A £2.5 billion ($3.4bn) investment for Royal Navy submarines, just days after SNP politicians called such investments “a white elephant,” is to be announced by UK Defence Secretary Gavin Williamson on Monday.
Under the plan, £1.5 billion ($2bn) will be released to fund the construction of the service’s seventh and final Astute-class submarine, a nuclear-powered attack vessel of which three have already entered service.
Expected to be commissioned in 2024, the latest sub to enter construction will be called HMS Agincourt upon completion.
Agincourt was the site of a major victory for the English against the French in 1415 as part of the Hundred Years’ War. The conflict finally ended in French victory in 1453. The battle’s fame was supplemented by it’s inclusion in William Shakespeare’s play Henry V, in which the eponymous King rallies English troops with the famous ‘St. Crispin’s Day’ speech.
A further £960 million ($1.3bn) will go towards funding the second phase of construction for the UK’s Dreadnought-class submarines. Armed with nuclear ballistic missiles, a total of four Dreadnoughts will be built to act as the UK’s Trident nuclear deterrent at-sea.
The announcement is expected to be made by Williamson at defense giant BAE Systems’ shipyard in Barrow-in-Furness in Cumbria, where some 8,000 jobs are supported by programs like Trident. During his visit, he is set to unveil a plaque and officially open a new £100m ($135.5m) sub-construction building which will be used to outfit and test the submarines.
According to the Ministry of Defence (MoD), the latest round of funding will help to sustain thousands of jobs at the facility as well as jobs within the submarines’ supply chain. The BBC reports that Williamson will say the spend shows that government’s “unwavering commitment to keeping the UK safe and secure from intensifying threats.”
News of the latest funding comes just days after a Public Accounts Committee report described MoD spending plans as “unrealistic,” warning of a potential £20 billion ($27bn) funding gap could be caused by such big ticket programs that will take years to build.

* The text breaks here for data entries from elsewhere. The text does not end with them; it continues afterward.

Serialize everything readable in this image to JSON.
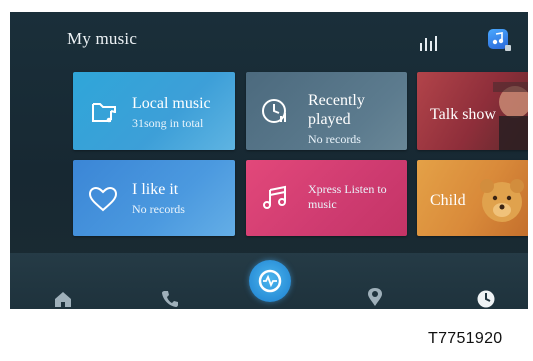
{
  "header": {
    "title": "My music",
    "icons": [
      "equalizer-icon",
      "music-app-icon"
    ]
  },
  "tiles": [
    {
      "name": "local-music",
      "title": "Local music",
      "subtitle": "31song in total",
      "icon": "folder-music-icon",
      "color": "#3aa3db"
    },
    {
      "name": "recently-played",
      "title": "Recently played",
      "subtitle": "No records",
      "icon": "clock-icon",
      "color": "#5a788b"
    },
    {
      "name": "talk-show",
      "title": "Talk show",
      "subtitle": "",
      "icon": "",
      "color": "#a33b44"
    },
    {
      "name": "i-like-it",
      "title": "I like it",
      "subtitle": "No records",
      "icon": "heart-icon",
      "color": "#438fdb"
    },
    {
      "name": "xpress-listen",
      "title": "Xpress Listen to music",
      "subtitle": "",
      "icon": "music-note-icon",
      "color": "#d83f74"
    },
    {
      "name": "child",
      "title": "Child",
      "subtitle": "",
      "icon": "",
      "color": "#dd933e"
    }
  ],
  "navbar": {
    "items": [
      "home-icon",
      "phone-icon",
      "media-icon",
      "navigation-icon",
      "clock-icon"
    ],
    "active": "media-icon",
    "accent": "#2f95dc"
  },
  "figure_code": "T7751920"
}
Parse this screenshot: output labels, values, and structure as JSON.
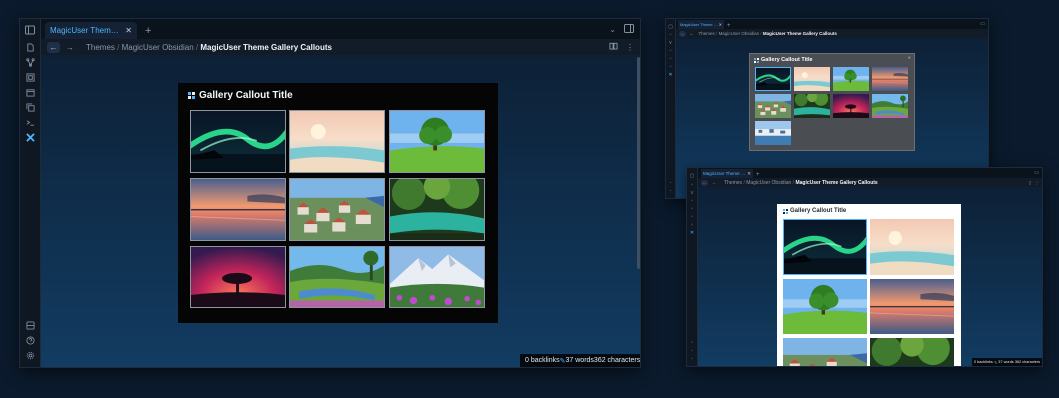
{
  "main": {
    "tab_title": "MagicUser Theme Gall…",
    "tab_close": "✕",
    "new_tab": "+",
    "breadcrumb": {
      "part1": "Themes",
      "part2": "MagicUser Obsidian",
      "current": "MagicUser Theme Gallery Callouts",
      "sep": "/"
    },
    "callout_title": "Gallery Callout Title",
    "status": {
      "backlinks": "0 backlinks",
      "words": "37 words",
      "characters": "362 characters"
    }
  },
  "top_right": {
    "tab_title": "MagicUser Theme Gall…",
    "breadcrumb": {
      "part1": "Themes",
      "part2": "MagicUser Obsidian",
      "current": "MagicUser Theme Gallery Callouts",
      "sep": "/"
    },
    "callout_title": "Gallery Callout Title"
  },
  "bottom_right": {
    "tab_title": "MagicUser Theme Gall…",
    "breadcrumb": {
      "part1": "Themes",
      "part2": "MagicUser Obsidian",
      "current": "MagicUser Theme Gallery Callouts",
      "sep": "/"
    },
    "callout_title": "Gallery Callout Title",
    "status": {
      "backlinks": "0 backlinks",
      "words": "37 words",
      "characters": "362 characters"
    }
  },
  "images": [
    "aurora-lake",
    "pastel-beach",
    "lone-tree-meadow",
    "sunset-reflection",
    "coastal-village",
    "forest-stream",
    "red-sky-tree",
    "valley-river",
    "snowy-mountain-flowers",
    "seaside-town"
  ],
  "colors": {
    "accent": "#4db4ff",
    "background": "#0b1a2c"
  }
}
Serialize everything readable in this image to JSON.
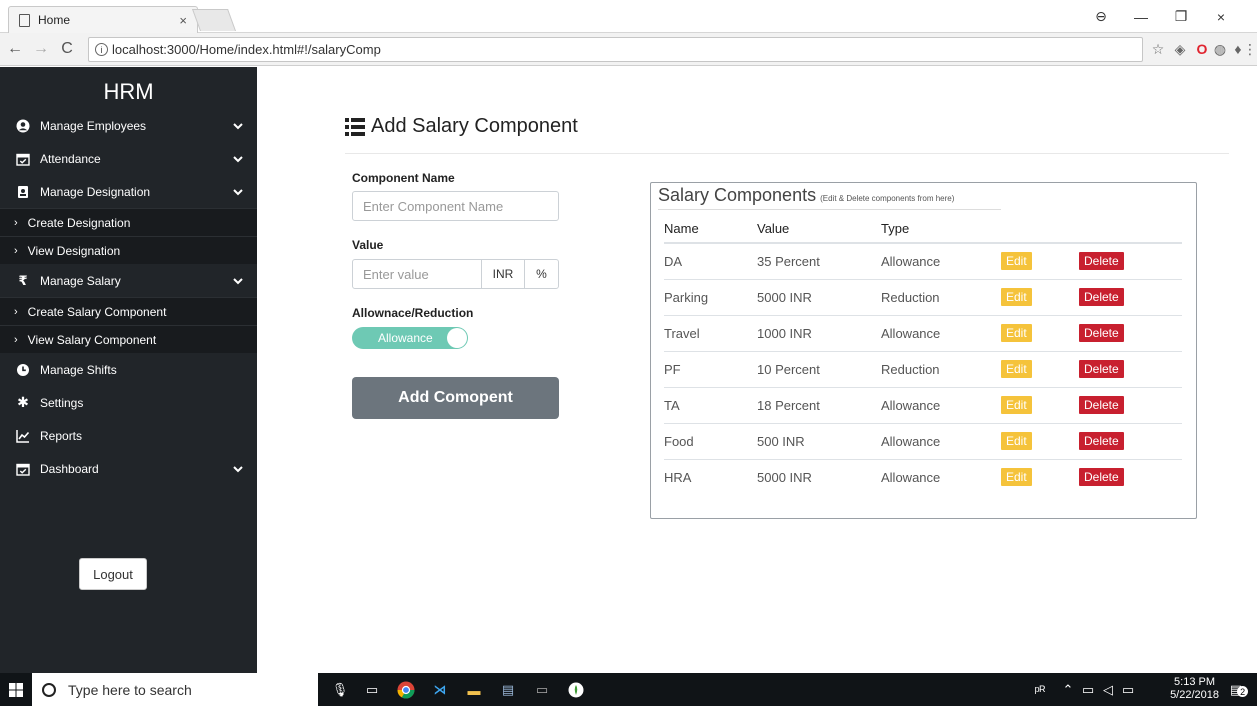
{
  "browser": {
    "tab_title": "Home",
    "tab_close": "×",
    "url": "localhost:3000/Home/index.html#!/salaryComp",
    "window_controls": [
      "⊖",
      "—",
      "❐",
      "×"
    ]
  },
  "sidebar": {
    "brand": "HRM",
    "items": [
      {
        "label": "Manage Employees",
        "icon": "user-circle-icon",
        "chev": "❯"
      },
      {
        "label": "Attendance",
        "icon": "calendar-check-icon",
        "chev": "❯"
      },
      {
        "label": "Manage Designation",
        "icon": "id-badge-icon",
        "chev": "❯"
      }
    ],
    "designation_sub": [
      {
        "label": "Create Designation"
      },
      {
        "label": "View Designation"
      }
    ],
    "salary_item": {
      "label": "Manage Salary",
      "icon": "rupee-icon",
      "symbol": "₹"
    },
    "salary_sub": [
      {
        "label": "Create Salary Component"
      },
      {
        "label": "View Salary Component"
      }
    ],
    "bottom_items": [
      {
        "label": "Manage Shifts",
        "icon": "clock-icon"
      },
      {
        "label": "Settings",
        "icon": "cog-icon"
      },
      {
        "label": "Reports",
        "icon": "chart-line-icon"
      },
      {
        "label": "Dashboard",
        "icon": "calendar-check-icon"
      }
    ],
    "logout": "Logout"
  },
  "form": {
    "title": "Add Salary Component",
    "component_name_label": "Component Name",
    "component_name_placeholder": "Enter Component Name",
    "value_label": "Value",
    "value_placeholder": "Enter value",
    "unit_inr": "INR",
    "unit_percent": "%",
    "type_label": "Allownace/Reduction",
    "toggle_value": "Allowance",
    "submit": "Add Comopent"
  },
  "table": {
    "title": "Salary Components",
    "subtitle": "(Edit & Delete components from here)",
    "headers": [
      "Name",
      "Value",
      "Type"
    ],
    "edit_label": "Edit",
    "delete_label": "Delete",
    "rows": [
      {
        "name": "DA",
        "value": "35 Percent",
        "type": "Allowance"
      },
      {
        "name": "Parking",
        "value": "5000 INR",
        "type": "Reduction"
      },
      {
        "name": "Travel",
        "value": "1000 INR",
        "type": "Allowance"
      },
      {
        "name": "PF",
        "value": "10 Percent",
        "type": "Reduction"
      },
      {
        "name": "TA",
        "value": "18 Percent",
        "type": "Allowance"
      },
      {
        "name": "Food",
        "value": "500 INR",
        "type": "Allowance"
      },
      {
        "name": "HRA",
        "value": "5000 INR",
        "type": "Allowance"
      }
    ]
  },
  "taskbar": {
    "search_placeholder": "Type here to search",
    "time": "5:13 PM",
    "date": "5/22/2018",
    "notif_count": "2"
  },
  "colors": {
    "sidebar_bg": "#212529",
    "edit": "#f5c33b",
    "delete": "#c8202f",
    "toggle": "#6ec9b4",
    "button": "#6c757d"
  }
}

One program that has come under particular scrutiny from anti-nuclear and disarmament campaigners has been the the Trident nuclear deterrent, which could cost as much as much as £167 billion ($227bn) over its 30-year lifespan. On Friday, SNP MP for Glasgow South Stewart McDonald accused former governments of burying “their heads in the sand” when it comes to defense procurement, blaming such spending deficiencies on programs like Trident.